Critics of the layoff trend have argued that the decision cannot be solely linked to economic uncertainty. Some experts have maintained that the tech industry layoffs appear to be driven by the social contagion phenomenon, in which companies follow the actions of their peers.

Rather than making evidence-based decisions, the layoffs seem to stem from a desire to imitate what other companies are doing. The prevalence of layoffs in the industry is more indicative of herd mentality than any particular economic or market factors driving the decision-making.
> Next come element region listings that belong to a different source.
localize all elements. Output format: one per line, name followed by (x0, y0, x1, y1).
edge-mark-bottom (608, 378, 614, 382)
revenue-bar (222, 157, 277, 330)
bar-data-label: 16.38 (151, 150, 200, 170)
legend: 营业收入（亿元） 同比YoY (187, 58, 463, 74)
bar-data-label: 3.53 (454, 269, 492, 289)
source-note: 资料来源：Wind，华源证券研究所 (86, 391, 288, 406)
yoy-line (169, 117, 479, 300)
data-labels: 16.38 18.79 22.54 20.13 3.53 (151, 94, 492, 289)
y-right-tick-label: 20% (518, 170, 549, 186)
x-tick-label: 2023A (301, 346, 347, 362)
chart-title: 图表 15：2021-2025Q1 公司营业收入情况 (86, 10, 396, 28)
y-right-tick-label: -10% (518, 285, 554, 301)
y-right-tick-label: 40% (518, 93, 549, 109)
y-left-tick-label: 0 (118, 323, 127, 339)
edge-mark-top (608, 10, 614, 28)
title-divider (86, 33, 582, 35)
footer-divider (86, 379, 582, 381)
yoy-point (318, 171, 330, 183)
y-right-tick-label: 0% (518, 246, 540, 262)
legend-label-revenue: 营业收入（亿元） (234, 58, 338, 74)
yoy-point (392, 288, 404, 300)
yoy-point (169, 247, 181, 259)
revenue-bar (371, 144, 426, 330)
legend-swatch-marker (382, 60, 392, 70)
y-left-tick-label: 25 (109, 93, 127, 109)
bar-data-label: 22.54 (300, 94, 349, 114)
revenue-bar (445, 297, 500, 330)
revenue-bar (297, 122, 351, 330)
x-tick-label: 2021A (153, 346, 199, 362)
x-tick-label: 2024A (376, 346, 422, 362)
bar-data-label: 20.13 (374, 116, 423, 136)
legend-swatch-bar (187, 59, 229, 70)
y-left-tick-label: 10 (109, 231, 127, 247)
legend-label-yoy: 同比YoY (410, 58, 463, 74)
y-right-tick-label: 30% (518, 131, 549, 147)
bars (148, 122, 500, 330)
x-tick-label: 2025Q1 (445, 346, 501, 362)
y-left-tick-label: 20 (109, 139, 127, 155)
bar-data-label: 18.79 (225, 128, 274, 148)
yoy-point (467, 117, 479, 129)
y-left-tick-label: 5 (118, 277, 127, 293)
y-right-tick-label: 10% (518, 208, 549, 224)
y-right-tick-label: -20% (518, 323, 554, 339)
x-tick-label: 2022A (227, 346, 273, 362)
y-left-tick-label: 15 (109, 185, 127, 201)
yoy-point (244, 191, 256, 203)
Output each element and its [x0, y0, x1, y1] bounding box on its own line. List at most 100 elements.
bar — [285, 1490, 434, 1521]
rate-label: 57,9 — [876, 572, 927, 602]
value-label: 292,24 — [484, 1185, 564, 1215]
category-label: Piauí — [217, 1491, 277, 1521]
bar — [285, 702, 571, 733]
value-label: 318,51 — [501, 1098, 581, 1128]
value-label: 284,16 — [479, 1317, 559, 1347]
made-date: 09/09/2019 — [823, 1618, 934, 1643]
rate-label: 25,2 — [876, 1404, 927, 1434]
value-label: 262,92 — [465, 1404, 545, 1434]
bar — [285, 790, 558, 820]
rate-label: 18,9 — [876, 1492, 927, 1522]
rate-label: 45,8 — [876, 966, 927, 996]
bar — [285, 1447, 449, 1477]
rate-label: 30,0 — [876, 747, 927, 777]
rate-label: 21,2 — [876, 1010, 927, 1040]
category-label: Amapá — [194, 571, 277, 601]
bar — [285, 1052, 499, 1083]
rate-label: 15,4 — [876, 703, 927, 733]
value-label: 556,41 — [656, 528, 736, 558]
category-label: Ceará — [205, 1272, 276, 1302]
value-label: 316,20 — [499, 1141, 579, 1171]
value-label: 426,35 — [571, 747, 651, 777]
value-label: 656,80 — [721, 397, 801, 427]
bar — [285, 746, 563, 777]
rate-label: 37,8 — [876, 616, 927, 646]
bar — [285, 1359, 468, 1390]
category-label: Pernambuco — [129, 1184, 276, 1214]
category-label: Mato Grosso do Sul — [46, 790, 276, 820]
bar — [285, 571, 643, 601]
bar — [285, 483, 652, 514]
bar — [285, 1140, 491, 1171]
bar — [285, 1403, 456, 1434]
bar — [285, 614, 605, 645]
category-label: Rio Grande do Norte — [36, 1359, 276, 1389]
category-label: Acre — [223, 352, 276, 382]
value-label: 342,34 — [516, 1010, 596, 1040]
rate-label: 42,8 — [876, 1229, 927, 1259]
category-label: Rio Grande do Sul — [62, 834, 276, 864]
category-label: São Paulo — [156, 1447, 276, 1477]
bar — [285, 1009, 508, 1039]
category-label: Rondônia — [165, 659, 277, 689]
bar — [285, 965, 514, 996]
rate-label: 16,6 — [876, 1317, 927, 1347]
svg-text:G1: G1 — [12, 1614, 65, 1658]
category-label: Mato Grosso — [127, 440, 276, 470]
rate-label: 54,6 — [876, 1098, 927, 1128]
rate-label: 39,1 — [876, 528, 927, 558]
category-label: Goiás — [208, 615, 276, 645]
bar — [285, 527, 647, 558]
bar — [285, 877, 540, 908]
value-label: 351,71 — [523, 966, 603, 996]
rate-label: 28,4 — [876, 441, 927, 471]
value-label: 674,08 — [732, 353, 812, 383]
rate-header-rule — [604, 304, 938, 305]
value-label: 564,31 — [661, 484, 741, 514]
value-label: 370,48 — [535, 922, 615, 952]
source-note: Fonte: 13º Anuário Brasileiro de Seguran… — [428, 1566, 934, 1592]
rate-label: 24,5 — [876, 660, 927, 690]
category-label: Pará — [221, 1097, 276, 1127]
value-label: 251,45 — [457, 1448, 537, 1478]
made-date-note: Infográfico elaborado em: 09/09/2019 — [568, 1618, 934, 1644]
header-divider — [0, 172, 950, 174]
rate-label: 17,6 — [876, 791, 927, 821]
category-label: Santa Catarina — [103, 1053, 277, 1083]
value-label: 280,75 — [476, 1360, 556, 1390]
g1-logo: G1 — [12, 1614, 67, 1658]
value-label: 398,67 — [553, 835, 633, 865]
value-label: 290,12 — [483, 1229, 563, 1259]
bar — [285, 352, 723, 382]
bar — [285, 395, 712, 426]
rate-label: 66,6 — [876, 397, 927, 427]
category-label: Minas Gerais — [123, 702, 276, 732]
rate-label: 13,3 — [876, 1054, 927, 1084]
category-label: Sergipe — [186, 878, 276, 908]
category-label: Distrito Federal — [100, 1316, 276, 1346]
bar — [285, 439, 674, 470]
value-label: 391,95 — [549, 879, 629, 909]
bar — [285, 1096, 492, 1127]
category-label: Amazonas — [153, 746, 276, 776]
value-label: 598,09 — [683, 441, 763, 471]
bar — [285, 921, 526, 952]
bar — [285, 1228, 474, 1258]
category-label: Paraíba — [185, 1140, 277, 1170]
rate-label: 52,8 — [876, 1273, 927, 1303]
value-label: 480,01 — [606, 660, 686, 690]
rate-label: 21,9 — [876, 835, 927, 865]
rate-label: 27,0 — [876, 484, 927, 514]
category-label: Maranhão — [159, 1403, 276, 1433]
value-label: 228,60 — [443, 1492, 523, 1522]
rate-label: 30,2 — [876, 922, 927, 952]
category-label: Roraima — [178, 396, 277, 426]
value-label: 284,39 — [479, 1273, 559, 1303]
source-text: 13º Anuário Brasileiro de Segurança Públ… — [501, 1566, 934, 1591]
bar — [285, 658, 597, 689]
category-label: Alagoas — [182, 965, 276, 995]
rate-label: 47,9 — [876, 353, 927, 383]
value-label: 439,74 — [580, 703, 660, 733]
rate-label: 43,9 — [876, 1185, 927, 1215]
Some also believe that layoffs are being used as a way for companies to retaliate against employees who have been given more leverage in the job market due to a tight labor market. This is after such companies were forced to offer better wages and working conditions to retain their workforce, including skilled tech professionals.

However, some tech leaders are resistant to this trend of employee empowerment. At the same time, there is a growing concern for the welfare of employees affected by layoffs. Tech companies have been challenged to conduct layoffs that do not lead to effects such as depression and other unhealthy behaviors. 

Impact of tech sector layoffs 

The repercussions of tech industry layoffs have sent shockwaves across the sector, prompting concerns about the stability of the industry and the fate of its workforce. This comes as the economic prospects remain uncertain, with the industry facing new threats, such as the relentless growth of artificial intelligence (AI) systems.

AI’s rapid advancements in the tech industry have resulted in the possible redundancy of jobs previously performed by humans, leading to concerns that the very people who developed these systems could one day be replaced by them.

Overall, the decision on the workforce also likely validates the notion that the tech sector bubble is bursting, especially in relation to the valuation of some firms. Despite the challenges facing the tech industry, there are opportunities for growth and innovation. Companies that are able to adapt to changing market conditions and embrace new technologies are more likely to succeed.